Both beef and pork producers in Manitoba are having supply chain issues during the ongoing COVID-19 pandemic, industry representatives told the Sun on Tuesday.
Work at a large pork processing plant in South Dakota owned by Smithfields was recently suspended after employees were diagnosed with the coronavirus.
Approximately 37 kilometres south of Calgary in High River, Alta., a Cargill meatpacking plant has also been temporarily closed after an outbreak of COVID-19. Both closures are affecting producers in Manitoba.
Manitoba Pork Council general manager Andrew Dickson told the Sun that the going rate for pigs has dropped recently because of a couple of factors, including the closure of the plant in South Dakota.
Because so many businesses in the food service industry are closed, the demand for pork has recently decreased. Coupled with that is the closure of the Smithfields plant, which has led to a reduction in the number of pigs able to be processed in North America.
According to him, the industry doesn’t have much capacity to put meat in cold storage because the quality of the product degrades too quickly.
"The effect we see right away from these plant closures is the effect it has on market prices," Dickson said. "All our formulas that are used to pay our producers ... are based on the United States daily average price published by (the) USDA. It’s a summary or average of all the prices paid across the United States. When you get a local market affected in say, Sioux City … that’ll have an impact on the national price, which will in turn affect our producers."
He added that a common tactic to reduce production at plants is to lower prices to discourage producers from selling their pigs. Normally, the South Dakota plant processes 20,000 pigs a day by itself, which Dickson said is equivalent to all the pigs processed in Manitoba.
On the bright side, he said that there are eight plants in the United States bigger than the Smithfields one and they’re all still currently operational. Dickson is hopeful that the industry in the U.S. will be able to cope if workers at the other plants start getting sick.

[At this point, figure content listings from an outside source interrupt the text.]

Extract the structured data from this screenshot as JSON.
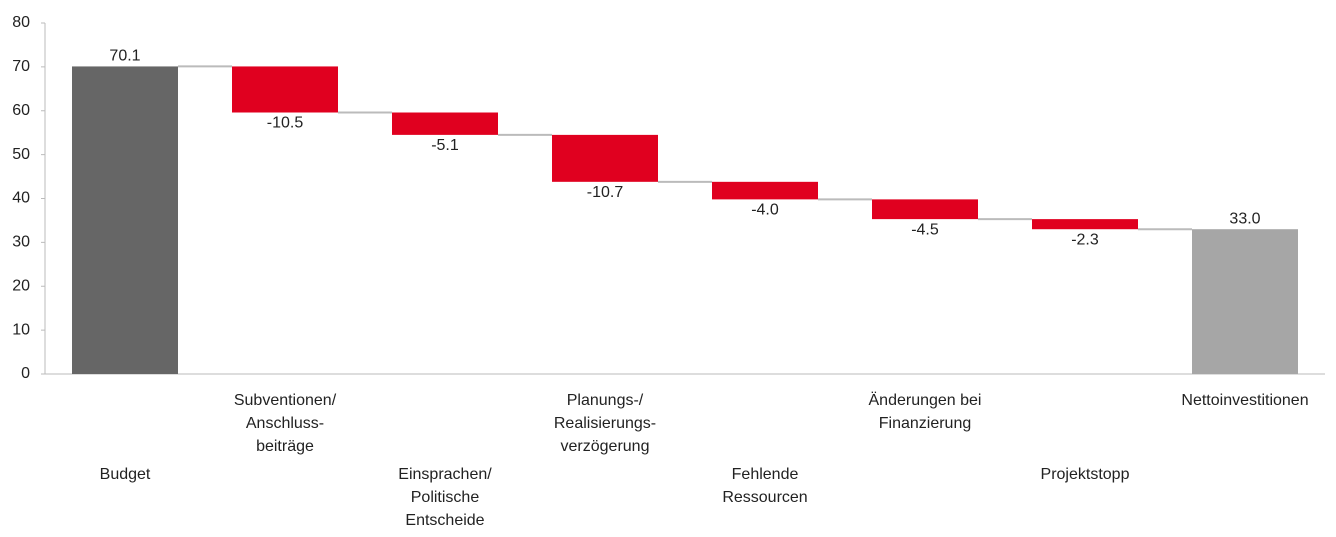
{
  "chart_data": {
    "type": "waterfall",
    "categories": [
      [
        "Budget"
      ],
      [
        "Subventionen/",
        "Anschluss-",
        "beiträge"
      ],
      [
        "Einsprachen/",
        "Politische",
        "Entscheide"
      ],
      [
        "Planungs-/",
        "Realisierungs-",
        "verzögerung"
      ],
      [
        "Fehlende",
        "Ressourcen"
      ],
      [
        "Änderungen bei",
        "Finanzierung"
      ],
      [
        "Projektstopp"
      ],
      [
        "Nettoinvestitionen"
      ]
    ],
    "kinds": [
      "total",
      "delta",
      "delta",
      "delta",
      "delta",
      "delta",
      "delta",
      "total"
    ],
    "values": [
      70.1,
      -10.5,
      -5.1,
      -10.7,
      -4.0,
      -4.5,
      -2.3,
      33.0
    ],
    "value_labels": [
      "70.1",
      "-10.5",
      "-5.1",
      "-10.7",
      "-4.0",
      "-4.5",
      "-2.3",
      "33.0"
    ],
    "colors": [
      "#666666",
      "#e0001f",
      "#e0001f",
      "#e0001f",
      "#e0001f",
      "#e0001f",
      "#e0001f",
      "#a6a6a6"
    ],
    "ylim": [
      0,
      80
    ],
    "yticks": [
      0,
      10,
      20,
      30,
      40,
      50,
      60,
      70,
      80
    ],
    "grid": false
  }
}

"We’re entering into uncharted waters is the best way of putting it," he said.
If restaurants start reopening by June in the U.S., Dickson said that the industry could see an economic recovery by the summer. Fortunately, he said, the industry in Canada has never been as reliant on the internal food service industry because so much of our product is shipped abroad. If ports start closing due to the pandemic, that could pose a real threat to the industry.
Manitoba Beef Producers general manager Carson Callum said that the suspension of work at the Cargill plant poses a "short-term challenge" to the industry.

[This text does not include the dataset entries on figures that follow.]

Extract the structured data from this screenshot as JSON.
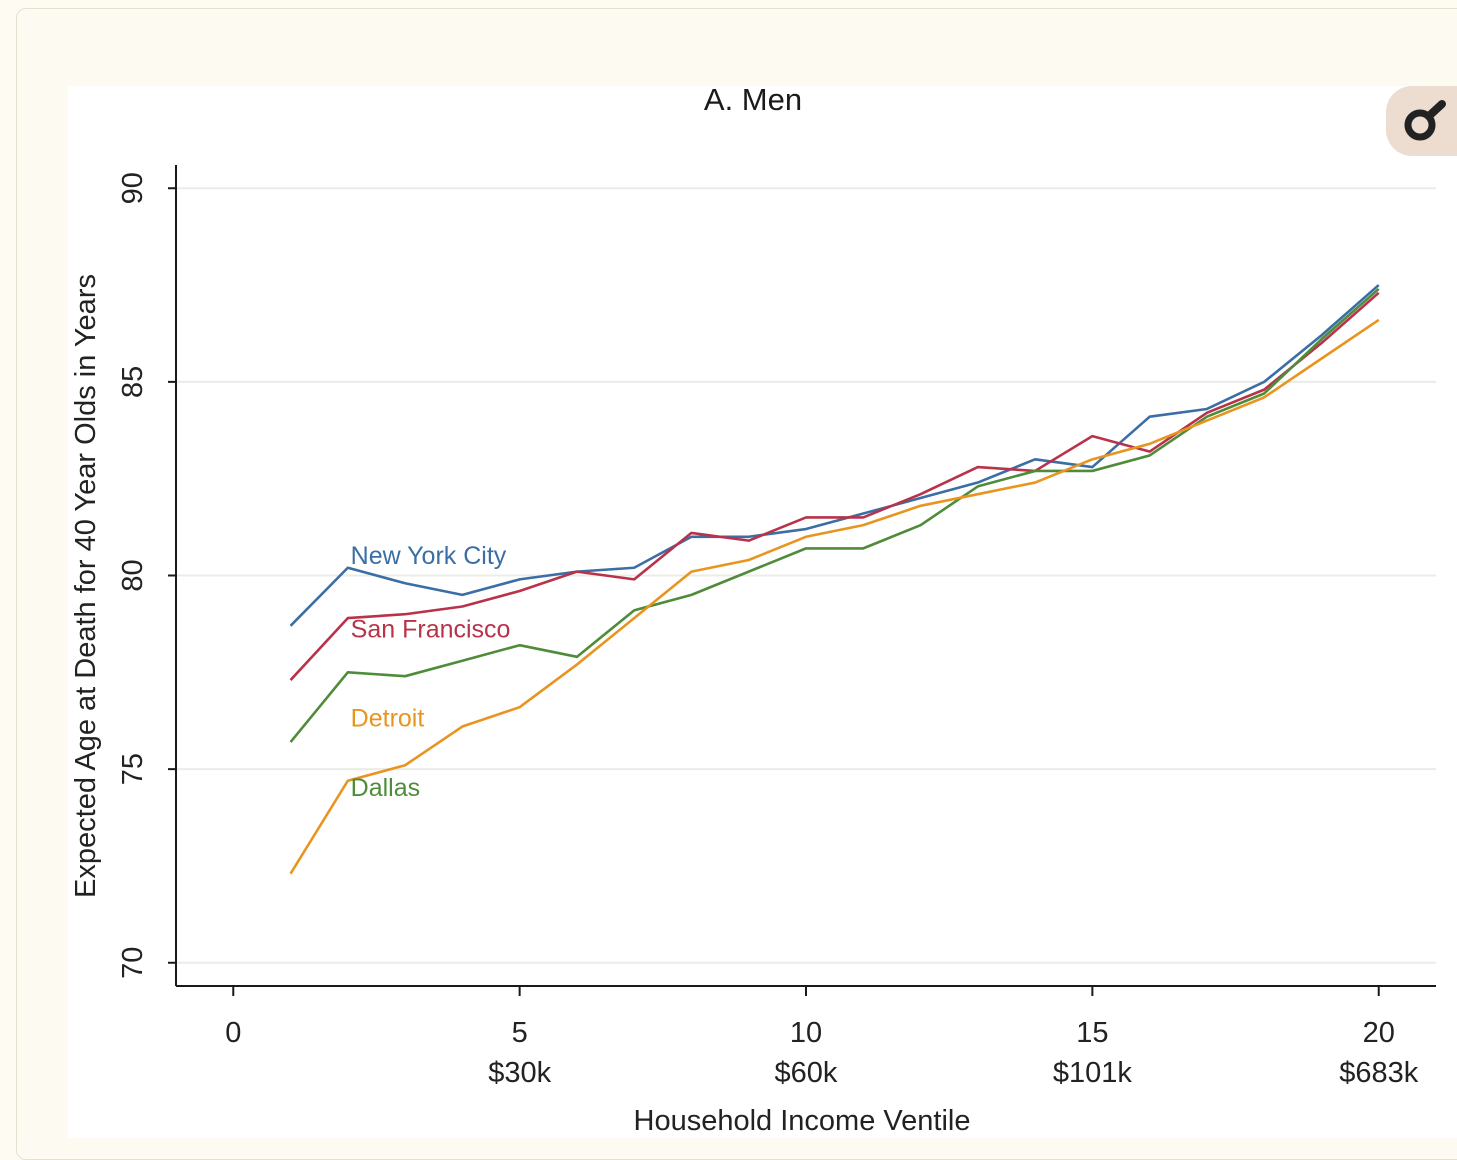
{
  "zoom_icon": "magnifier-icon",
  "colors": {
    "background": "#fdfbf2",
    "plot": "#ffffff",
    "grid": "#ecece6",
    "axis": "#1a1a1a"
  },
  "chart_data": {
    "type": "line",
    "title": "A. Men",
    "xlabel": "Household Income Ventile",
    "ylabel": "Expected Age at Death for 40 Year Olds in Years",
    "xlim": [
      -1,
      21
    ],
    "ylim": [
      69.4,
      90.6
    ],
    "grid": true,
    "legend": "inline labels",
    "x_ticks": [
      {
        "value": 0,
        "label": "0",
        "sub": ""
      },
      {
        "value": 5,
        "label": "5",
        "sub": "$30k"
      },
      {
        "value": 10,
        "label": "10",
        "sub": "$60k"
      },
      {
        "value": 15,
        "label": "15",
        "sub": "$101k"
      },
      {
        "value": 20,
        "label": "20",
        "sub": "$683k"
      }
    ],
    "y_ticks": [
      70,
      75,
      80,
      85,
      90
    ],
    "x": [
      1,
      2,
      3,
      4,
      5,
      6,
      7,
      8,
      9,
      10,
      11,
      12,
      13,
      14,
      15,
      16,
      17,
      18,
      19,
      20
    ],
    "series": [
      {
        "name": "New York City",
        "color": "#3a6ea5",
        "label_at": [
          2.05,
          80.3
        ],
        "values": [
          78.7,
          80.2,
          79.8,
          79.5,
          79.9,
          80.1,
          80.2,
          81.0,
          81.0,
          81.2,
          81.6,
          82.0,
          82.4,
          83.0,
          82.8,
          84.1,
          84.3,
          85.0,
          86.2,
          87.5
        ]
      },
      {
        "name": "San Francisco",
        "color": "#b8334a",
        "label_at": [
          2.05,
          78.4
        ],
        "values": [
          77.3,
          78.9,
          79.0,
          79.2,
          79.6,
          80.1,
          79.9,
          81.1,
          80.9,
          81.5,
          81.5,
          82.1,
          82.8,
          82.7,
          83.6,
          83.2,
          84.2,
          84.8,
          86.0,
          87.3
        ]
      },
      {
        "name": "Dallas",
        "color": "#4f8c3a",
        "label_at": [
          2.05,
          74.3
        ],
        "values": [
          75.7,
          77.5,
          77.4,
          77.8,
          78.2,
          77.9,
          79.1,
          79.5,
          80.1,
          80.7,
          80.7,
          81.3,
          82.3,
          82.7,
          82.7,
          83.1,
          84.1,
          84.7,
          86.1,
          87.4
        ]
      },
      {
        "name": "Detroit",
        "color": "#e8951f",
        "label_at": [
          2.05,
          76.1
        ],
        "values": [
          72.3,
          74.7,
          75.1,
          76.1,
          76.6,
          77.7,
          78.9,
          80.1,
          80.4,
          81.0,
          81.3,
          81.8,
          82.1,
          82.4,
          83.0,
          83.4,
          84.0,
          84.6,
          85.6,
          86.6
        ]
      }
    ]
  }
}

"It does decrease the processing capacity in Western Canada by a substantial amount," Callum said. "If this were to carry on for a long period of time, it could have some impacts on producers’ ability within the province to be able to market their animals effectively."
He said that the producers most likely to be impacted by this are those who normally hold on to animals to sell at this time of year like feeder cattle. Callum said that the price for beef is currently volatile and producers are taking a hit.

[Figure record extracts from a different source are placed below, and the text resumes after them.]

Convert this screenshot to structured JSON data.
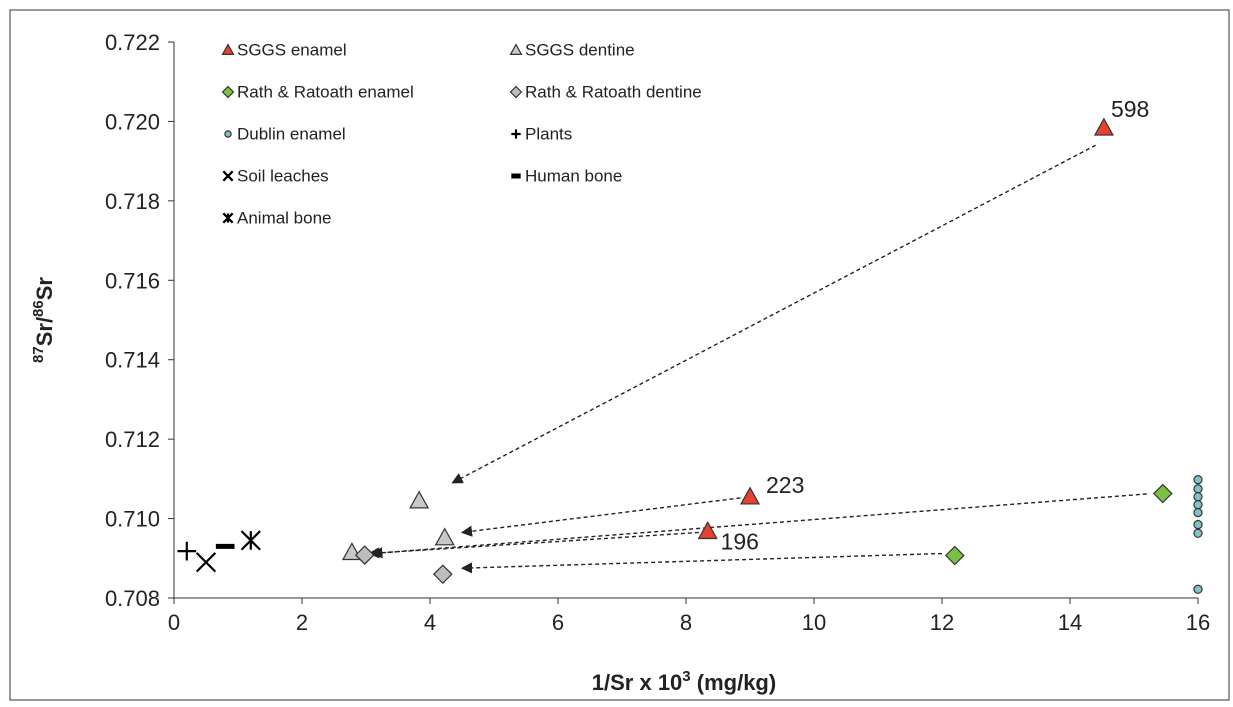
{
  "chart_data": {
    "type": "scatter",
    "xlabel_parts": [
      "1/Sr x 10",
      "3",
      " (mg/kg)"
    ],
    "ylabel_parts": [
      "87",
      "Sr/",
      "86",
      "Sr"
    ],
    "xlim": [
      0,
      16
    ],
    "xticks": [
      0,
      2,
      4,
      6,
      8,
      10,
      12,
      14,
      16
    ],
    "ylim": [
      0.708,
      0.722
    ],
    "yticks": [
      0.708,
      {
        "value": 0.71,
        "label": "0.710"
      },
      0.712,
      0.714,
      0.716,
      0.718,
      {
        "value": 0.72,
        "label": "0.720"
      },
      0.722
    ],
    "legend": "top-left",
    "series": [
      {
        "name": "SGGS enamel",
        "marker": "triangle",
        "color": "#e8412c",
        "x": [
          14.53,
          9.0,
          8.34
        ],
        "values": [
          0.71984,
          0.71055,
          0.70968
        ]
      },
      {
        "name": "SGGS dentine",
        "marker": "triangle",
        "color": "#c8c8c8",
        "x": [
          3.83,
          4.23,
          2.78
        ],
        "values": [
          0.71045,
          0.70952,
          0.70915
        ]
      },
      {
        "name": "Rath & Ratoath enamel",
        "marker": "diamond",
        "color": "#7ac143",
        "x": [
          15.45,
          12.2
        ],
        "values": [
          0.71063,
          0.70907
        ]
      },
      {
        "name": "Rath & Ratoath dentine",
        "marker": "diamond",
        "color": "#bdbdbd",
        "x": [
          2.98,
          4.2
        ],
        "values": [
          0.70908,
          0.7086
        ]
      },
      {
        "name": "Dublin enamel",
        "marker": "circle",
        "color": "#7fc4c6",
        "x": [
          16,
          16,
          16,
          16,
          16,
          16,
          16,
          16
        ],
        "values": [
          0.71098,
          0.71075,
          0.71055,
          0.71035,
          0.71015,
          0.70985,
          0.70963,
          0.70822
        ]
      },
      {
        "name": "Plants",
        "marker": "plus",
        "color": "#000000",
        "x": [
          0.2
        ],
        "values": [
          0.70918
        ]
      },
      {
        "name": "Soil leaches",
        "marker": "x",
        "color": "#000000",
        "x": [
          0.5
        ],
        "values": [
          0.7089
        ]
      },
      {
        "name": "Human bone",
        "marker": "dash",
        "color": "#000000",
        "x": [
          0.8
        ],
        "values": [
          0.7093
        ]
      },
      {
        "name": "Animal bone",
        "marker": "asterisk",
        "color": "#000000",
        "x": [
          1.2
        ],
        "values": [
          0.70945
        ]
      }
    ],
    "annotations": [
      {
        "text": "598",
        "x": 14.94,
        "y": 0.72026
      },
      {
        "text": "223",
        "x": 9.55,
        "y": 0.7108
      },
      {
        "text": "196",
        "x": 8.84,
        "y": 0.70938
      }
    ],
    "arrows": [
      {
        "from": [
          14.4,
          0.7194
        ],
        "to": [
          4.35,
          0.7109
        ]
      },
      {
        "from": [
          8.85,
          0.71052
        ],
        "to": [
          4.5,
          0.70965
        ]
      },
      {
        "from": [
          8.2,
          0.70965
        ],
        "to": [
          3.05,
          0.70912
        ]
      },
      {
        "from": [
          15.2,
          0.71062
        ],
        "to": [
          3.1,
          0.70912
        ]
      },
      {
        "from": [
          12.0,
          0.70912
        ],
        "to": [
          4.5,
          0.70875
        ]
      }
    ]
  }
}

According to Callum, there haven’t been major interruptions at any other beef processing plants in Canada. Some plants have seen marginally reduced capacity due to preventive measures put in place, but Callum said his organization is in favour of efforts made to keep workers safe.
Both Dickson and Callum said that credit being offered to farmers is largely helpful, but not all producers will be able to take on that kind of debt. Callum added that he’d like to see a natural disaster be declared so that aid can be distributed to producers under the AgriRecovery framework.
Dickson said producers are very grateful for workers at plants like the Maple Leaf plant in Brandon for continuing to come to work and putting in effort during the pandemic.